Пулеметная строка вспарывает перед их головами жухлый дерн. С коротким криком навзничь падает красноармеец-казах. Мокрая шинель его дымится на спине...

— Воздух! — разносится запоздалый крик.

— Старые знакомые, — ворчит полковник, — Еще в Испании познакомились...

К ним подбегает, согнувшись, придерживая полевую сумку на боку, автомат на груди, лейтенант Черняховский.

— Велено вроде задержать вас до выяснения, — задыхаясь, выпаливает он. — Линия опять повреждена...

— Нет, лейтенант! — решительно отвечает ему полковник Маринов, подымаясь и шлепками отряхивая шинель. — В машинах у меня тол, динамит. Не могу я торчать здесь!..

— Илья Григорьевич! — скороговоркой произнес Ясенев, вскакивая на ноги. — Обстановка осложняется. Дальше я поеду с машиной ТОС. Хорошо?

— Хорошо! По машинам! — зычно кричит полковник Маринов подбегает к «эмке». Ясенев — к одному из крытых грузовиков.

Черняховский оглядывается на телефон в шалаше, снова смотрит вслед полковнику, садящемуся в машину, вскидывает автомат.

— Стой! Стрелять буду!..

Зайченко припал к пулемету, поставил затвор на боевой взвод. Бойцы Черняховского залегли, нацелив винтовки на слезящиеся ветровые и боковые окна машин, на бензобаки, на шины...

— Стой! Стрелять буду! — снова кричит лейтенант бледнея.

Маринов кладет руку на баранку «эмки».

— Погоди! Ведь динамит везем. Одно попадание и... вся ТОС полетит к черту!

В эту минуту полковник Маринов даже не вспомнил о себе и о своих людях — пуще зеницы ока берег он ТОС.

Лейтенант Черняховский целится прямо в ветровое стекло «эмки». Вид у него решительный. Сомневаться не приходится — будет стрелять. А тут, как на грех, снова звон и вой — летит на бреющем новая тройка, а может быть, та же делает новый заход...

И вдруг с одного из дальних грузовиков с динамитом спрыгивает и бежит в голову колонны адъютант полковника — Коля Гришин. Поднимая брызги в лужах, он бежит и улыбается издали лейтенанту Черняховскому.

Лейтенант узнает друга, тоже улыбается, кидается вперед. Но тут их почти накрывает пулеметной очередью, и они в падении хватают, обнимают друг друга, шлепают друг дружку по спине и по плечам.
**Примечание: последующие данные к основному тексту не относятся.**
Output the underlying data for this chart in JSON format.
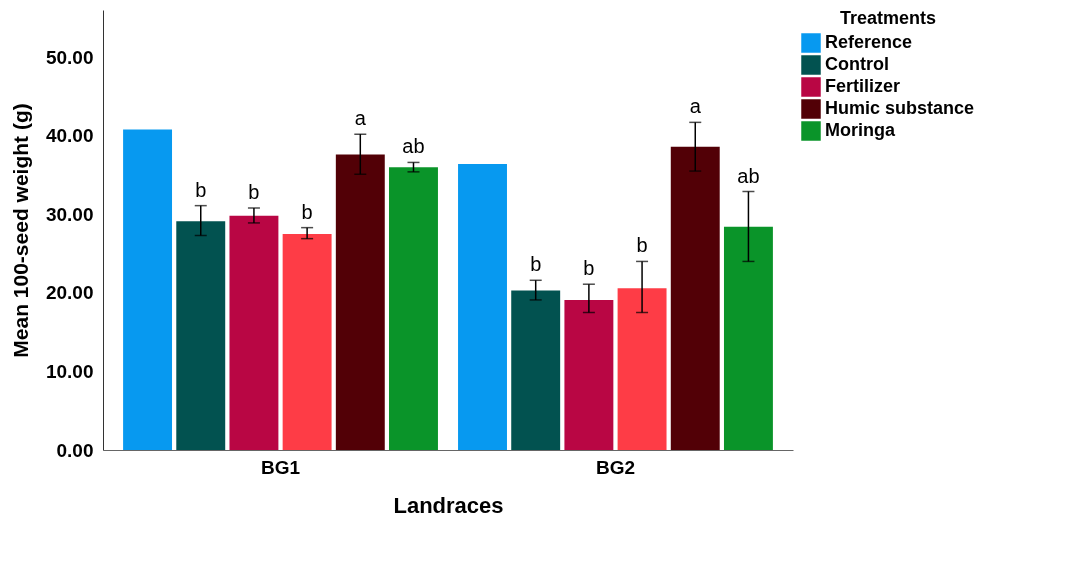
{
  "chart_data": {
    "type": "bar",
    "xlabel": "Landraces",
    "ylabel": "Mean 100-seed weight (g)",
    "legend_title": "Treatments",
    "legend": "top right",
    "grid": false,
    "categories": [
      "BG1",
      "BG2"
    ],
    "ylim": [
      0,
      56
    ],
    "yticks": [
      {
        "value": 0,
        "label": "0.00"
      },
      {
        "value": 10,
        "label": "10.00"
      },
      {
        "value": 20,
        "label": "20.00"
      },
      {
        "value": 30,
        "label": "30.00"
      },
      {
        "value": 40,
        "label": "40.00"
      },
      {
        "value": 50,
        "label": "50.00"
      }
    ],
    "series": [
      {
        "name": "Reference",
        "color": "#0799f0",
        "values": [
          40.8,
          36.4
        ]
      },
      {
        "name": "Control",
        "color": "#025250",
        "values": [
          29.1,
          20.3
        ],
        "errors": [
          [
            27.3,
            31.1
          ],
          [
            19.1,
            21.6
          ]
        ],
        "value_labels": [
          "b",
          "b"
        ]
      },
      {
        "name": "Fertilizer",
        "color": "#b90644",
        "values": [
          29.8,
          19.1
        ],
        "errors": [
          [
            28.9,
            30.8
          ],
          [
            17.5,
            21.1
          ]
        ],
        "value_labels": [
          "b",
          "b"
        ]
      },
      {
        "color": "#fe3c46",
        "values": [
          27.5,
          20.6
        ],
        "errors": [
          [
            26.9,
            28.3
          ],
          [
            17.5,
            24.0
          ]
        ],
        "value_labels": [
          "b",
          "b"
        ]
      },
      {
        "name": "Humic substance",
        "color": "#520006",
        "values": [
          37.6,
          38.6
        ],
        "errors": [
          [
            35.1,
            40.2
          ],
          [
            35.5,
            41.7
          ]
        ],
        "value_labels": [
          "a",
          "a"
        ]
      },
      {
        "name": "Moringa",
        "color": "#0a9429",
        "values": [
          36.0,
          28.4
        ],
        "errors": [
          [
            35.4,
            36.6
          ],
          [
            24.0,
            32.9
          ]
        ],
        "value_labels": [
          "ab",
          "ab"
        ]
      }
    ]
  }
}
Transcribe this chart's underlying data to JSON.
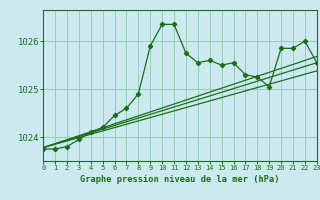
{
  "title": "Graphe pression niveau de la mer (hPa)",
  "bg_color": "#cce9f0",
  "line_color": "#1a6e1a",
  "grid_color": "#99ccbb",
  "x_min": 0,
  "x_max": 23,
  "y_min": 1023.5,
  "y_max": 1026.65,
  "yticks": [
    1024,
    1025,
    1026
  ],
  "xticks": [
    0,
    1,
    2,
    3,
    4,
    5,
    6,
    7,
    8,
    9,
    10,
    11,
    12,
    13,
    14,
    15,
    16,
    17,
    18,
    19,
    20,
    21,
    22,
    23
  ],
  "series1_x": [
    0,
    1,
    2,
    3,
    4,
    5,
    6,
    7,
    8,
    9,
    10,
    11,
    12,
    13,
    14,
    15,
    16,
    17,
    18,
    19,
    20,
    21,
    22,
    23
  ],
  "series1_y": [
    1023.75,
    1023.75,
    1023.8,
    1023.95,
    1024.1,
    1024.2,
    1024.45,
    1024.6,
    1024.9,
    1025.9,
    1026.35,
    1026.35,
    1025.75,
    1025.55,
    1025.6,
    1025.5,
    1025.55,
    1025.3,
    1025.25,
    1025.05,
    1025.85,
    1025.85,
    1026.0,
    1025.55
  ],
  "trend1_x": [
    0,
    23
  ],
  "trend1_y": [
    1023.78,
    1025.55
  ],
  "trend2_x": [
    0,
    23
  ],
  "trend2_y": [
    1023.78,
    1025.38
  ],
  "trend3_x": [
    0,
    23
  ],
  "trend3_y": [
    1023.78,
    1025.68
  ]
}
— Трогай! — говорит Маринов водителю.

«Эмка» срывается с места. За ней грузно приходит в движение и вся автоколонна, кроме двух задних грузовиков, объятых огнем.

— Вот так встреча! — почти кричит Коля Гришин лейтенанту. — И опять расстаемся. Приезжай в Харьков! Хозяйство Маринова.

Он вскакивает на подножку грузовика, машет другу.

— Пиши, брат! Полевая почта семьдесят пять-шестьдесят!..

Черняховский растерянно улыбается ему вслед, покачивает над плечом растопыренной пятерней.

Зайченко ставит пулемет на предохранитель, достает из кармана кисет с махоркой.

— Закуривай, братва! Добре! Это свои!.. Земляка встретили, товарищ лейтенант?

— Дружок, разведчик, — отвечает, все еще улыбаясь, лейтенант Черняховский. — Вместе на задании были от армейской разведки, вместе из окружения выбирались... Мировой парень... Воздух!..

Не договорив, он ныряет в кювет — с юга летит еще одно звено Ю-87.

За ТОС отвечают головой

Автоколонна оставила рощу позади. Впереди тянутся, теряясь в мглистой сырой дымке, бескрайние поля. Всюду, куда ни кинешь взор, стелется серо-рыжая стерня — хлеб здесь успели собрать, это радует, но смогли ли его вывезти в глубь страны? Сердце крестьянского сына Ильи Григорьевича Маринова тоскливо сжимается при этой мысли. Неужто и здесь пропадает богатый урожай сорок первого? Неужто и здесь достанется он врагу?

Впереди, за извилистой речушкой, горит село. Громадное облако дыма поднимается над белыми мазанками, заволакивая весь восточный горизонт. Из села к мосту на шоссе тянется по шляху с криком и плачем, с мычанием коров, длинный обоз беженцев. Над мостом как назло, рокоча, кружит немецкая «рама».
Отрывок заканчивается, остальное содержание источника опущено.